By Charles Sercombe
In a rare move, the city council censured a fellow member.
During an emotionally draining council meeting on Tuesday, there was more than just a public rebuke at issue: the disciplinary move against Councilmember Ian Perrotta revealed a deep rift among the councilmembers.
The resolution to officially “censure” Perrotta was submitted by Councilmember Saad Almasmari, who chastised Perrotta for comments he made two years ago and a confrontation during a recent closed-door council meeting.
Councilmembers Anam Miah, Abu Musa and Fadel Al-Marsoumi joined in on the resolution of censure.
Councilmember Andrea Karpinski was opposed as well as Perrotta, but both asked their vote to be recorded as a non-vote.
So, what is a censure?
It is a public reprimand – or public shaming – that does not remove a councilmember from office.
It simply criticizes a member for his or her behavior or conduct.
(Editor’s note: Perrotta is a copy editor for The Review. He played no role in the editing or proofreading of this story.)
As for specifics of the censure, it’s long and complicated.
For the record, Perrotta said the allegations are unfounded and are an attempt to smear him. Perrotta further said it is an orchestrated attempt at preventing him to become a licensed attorney.
Perrotta is in his last semester at Wayne State University’s law school.
“The council used the resolution of censure for no purpose other than to destroy my reputation,” he said on his Facebook page the day after the meeting.
He is threatening to file a lawsuit against the city for defamation, saying it could jeopardize him from becoming an attorney.
The censure took issue with comments Perrotta said in 2017, but did not specify what those comments were other than being about “recent immigrant arrivals to Hamtramck insinuating that, as a group, they lacked basic knowledge of and adherence to community norms related to sanitation and property maintenance.”
The crux of the complaint was that Perrotta’s comment was of the mindset of a “European and Western cultural superiority over many of the immigrant cultures represented by members of this Council and the broader community.”
Perrotta said then his comments were taken out of context and was only meant to spur a citywide education program to get all households to dispose their garbage correctly.
There have long been complaints of households throwing out garbage in bags or loosely without using city-issued garbage cans.
As for the incidents that happened in a December closed-door meeting, Almasmari accused Perrotta of “physically assaulting a member with whom he disagreed and by attempting to provoke physical altercations with other members.”

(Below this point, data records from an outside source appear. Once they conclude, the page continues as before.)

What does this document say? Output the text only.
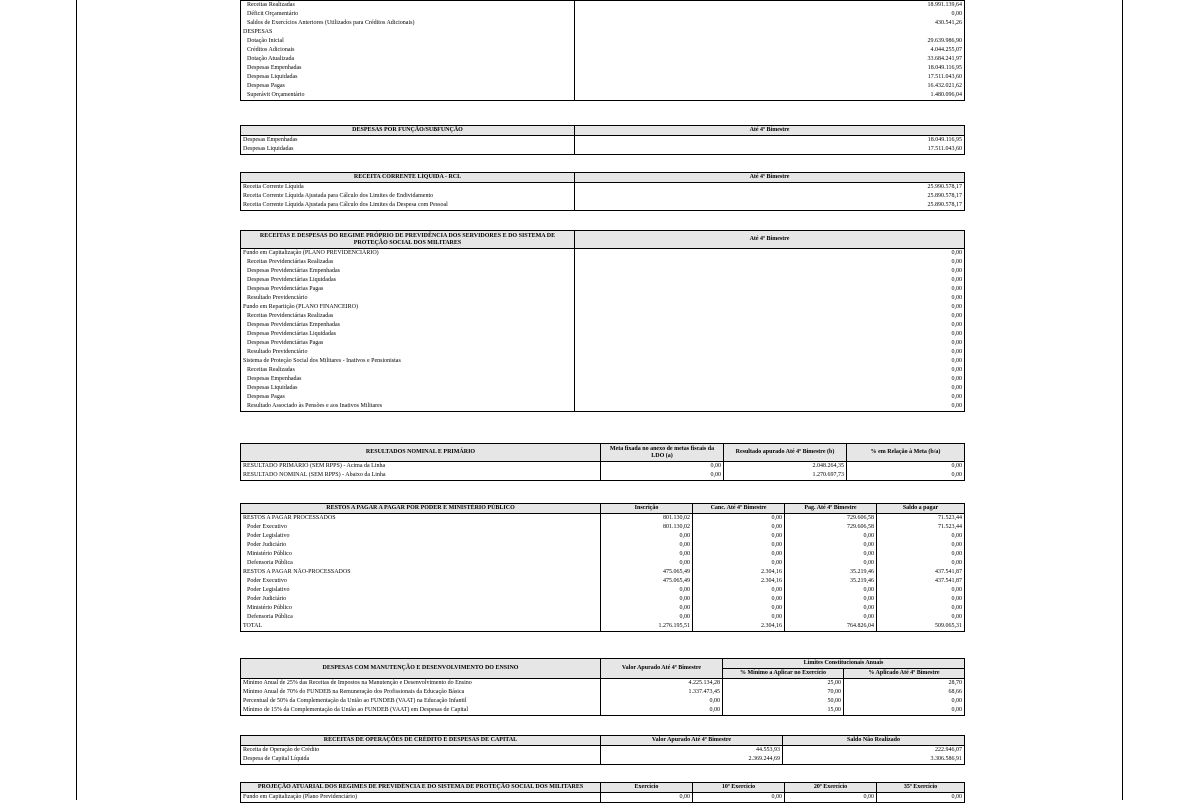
Receitas Realizadas	18.991.139,64
Déficit Orçamentário	0,00
Saldos de Exercícios Anteriores (Utilizados para Créditos Adicionais)	430.541,26
DESPESAS	
Dotação Inicial	29.639.986,90
Créditos Adicionais	4.044.255,07
Dotação Atualizada	33.684.241,97
Despesas Empenhadas	18.049.116,95
Despesas Liquidadas	17.511.043,60
Despesas Pagas	16.432.021,62
Superávit Orçamentário	1.480.096,04
DESPESAS POR FUNÇÃO/SUBFUNÇÃO	Até 4º Bimestre
Despesas Empenhadas	18.049.116,95
Despesas Liquidadas	17.511.043,60
RECEITA CORRENTE LÍQUIDA - RCL	Até 4º Bimestre
Receita Corrente Líquida	25.990.578,17
Receita Corrente Líquida Ajustada para Cálculo dos Limites de Endividamento	25.890.578,17
Receita Corrente Líquida Ajustada para Cálculo dos Limites da Despesa com Pessoal	25.890.578,17
RECEITAS E DESPESAS DO REGIME PRÓPRIO DE PREVIDÊNCIA DOS SERVIDORES E DO SISTEMA DE PROTEÇÃO SOCIAL DOS MILITARES	Até 4º Bimestre
Fundo em Capitalização (PLANO PREVIDENCIÁRIO)	0,00
Receitas Previdenciárias Realizadas	0,00
Despesas Previdenciárias Empenhadas	0,00
Despesas Previdenciárias Liquidadas	0,00
Despesas Previdenciárias Pagas	0,00
Resultado Previdenciário	0,00
Fundo em Repartição (PLANO FINANCEIRO)	0,00
Receitas Previdenciárias Realizadas	0,00
Despesas Previdenciárias Empenhadas	0,00
Despesas Previdenciárias Liquidadas	0,00
Despesas Previdenciárias Pagas	0,00
Resultado Previdenciário	0,00
Sistema de Proteção Social dos Militares - Inativos e Pensionistas	0,00
Receitas Realizadas	0,00
Despesas Empenhadas	0,00
Despesas Liquidadas	0,00
Despesas Pagas	0,00
Resultado Associado às Pensões e aos Inativos Militares	0,00
RESULTADOS NOMINAL E PRIMÁRIO	Meta fixada no anexo de metas fiscais da LDO (a)	Resultado apurado Até 4º Bimestre (b)	% em Relação à Meta (b/a)
RESULTADO PRIMÁRIO (SEM RPPS) - Acima da Linha	0,00	2.048.264,35	0,00
RESULTADO NOMINAL (SEM RPPS) - Abaixo da Linha	0,00	1.270.697,73	0,00
RESTOS A PAGAR A PAGAR POR PODER E MINISTÉRIO PÚBLICO	Inscrição	Canc. Até 4º Bimestre	Pag. Até 4º Bimestre	Saldo a pagar
RESTOS A PAGAR PROCESSADOS	801.130,02	0,00	729.606,58	71.523,44
Poder Executivo	801.130,02	0,00	729.606,58	71.523,44
Poder Legislativo	0,00	0,00	0,00	0,00
Poder Judiciário	0,00	0,00	0,00	0,00
Ministério Público	0,00	0,00	0,00	0,00
Defensoria Pública	0,00	0,00	0,00	0,00
RESTOS A PAGAR NÃO-PROCESSADOS	475.065,49	2.304,16	35.219,46	437.541,87
Poder Executivo	475.065,49	2.304,16	35.219,46	437.541,87
Poder Legislativo	0,00	0,00	0,00	0,00
Poder Judiciário	0,00	0,00	0,00	0,00
Ministério Público	0,00	0,00	0,00	0,00
Defensoria Pública	0,00	0,00	0,00	0,00
TOTAL	1.276.195,51	2.304,16	764.826,04	509.065,31
DESPESAS COM MANUTENÇÃO E DESENVOLVIMENTO DO ENSINO	Valor Apurado Até 4º Bimestre	Limites Constitucionais Anuais	
		% Mínimo a Aplicar no Exercício	% Aplicado Até 4º Bimestre
Mínimo Anual de 25% das Receitas de Impostos na Manutenção e Desenvolvimento do Ensino	4.225.134,28	25,00	28,70
Mínimo Anual de 70% do FUNDEB na Remuneração dos Profissionais da Educação Básica	1.337.473,45	70,00	68,66
Percentual de 50% da Complementação da União ao FUNDEB (VAAT) na Educação Infantil	0,00	50,00	0,00
Mínimo de 15% da Complementação da União ao FUNDEB (VAAT) em Despesas de Capital	0,00	15,00	0,00
RECEITAS DE OPERAÇÕES DE CRÉDITO E DESPESAS DE CAPITAL	Valor Apurado Até 4º Bimestre	Saldo Não Realizado
Receita de Operação de Crédito	44.553,93	222.946,07
Despesa de Capital Líquida	2.369.244,69	3.306.586,91
PROJEÇÃO ATUARIAL DOS REGIMES DE PREVIDÊNCIA E DO SISTEMA DE PROTEÇÃO SOCIAL DOS MILITARES	Exercício	10º Exercício	20º Exercício	35º Exercício
Fundo em Capitalização (Plano Previdenciário)	0,00	0,00	0,00	0,00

Both Perrotta and Almasmari filed counter-charges of assault with the police department. Councilmember Miah also accused Perrotta of assaulting him.
Perrotta vehemently denies he assaulted anyone. Instead, he said he was pushed by Councilmember Miah into Almasmari and that he gently pressed his finger against Miah’s chest to ward him off.
He also said that Almasmari brushed his city-issued notebook against the side of his face.
None of the allegations have led to criminal charges or convictions.
Councilmember Karpinski was absent from the meeting. Mayor Karen Majewski said she did not see what happened because she is shorter than the others and that she could not see around them, but did say there was inappropriate behavior “on both sides.”
This isn’t the first time Perrotta has faced criticism from fellow councilmembers.
Councilmember Anam Miah submitted a resolution of censure against Perrotta in 2017 about Perrotta’s comments about how to educate the city’s immigrant population on the proper ways to dispose household garbage but withdrew it.
Again, Perrotta said his comments were not meant to disparage immigrant communities in the city, but only to formulate an education for the city at large.
In the meantime, there were several residents who said this spat casts Hamtramck in a bad light.
“This in-fighting makes me want to not live here,” said Jean Johnson.
This is not the first time there has been friction among city councilmembers.
The last significant flare up was in the 1990s when city councilmembers were at odds with each other and counter-threats of censures were made.
Until recently there has been relative peace among councilmembers for the last several years. But the nature of Hamtramck politics over the last several decades has consistently been contentious.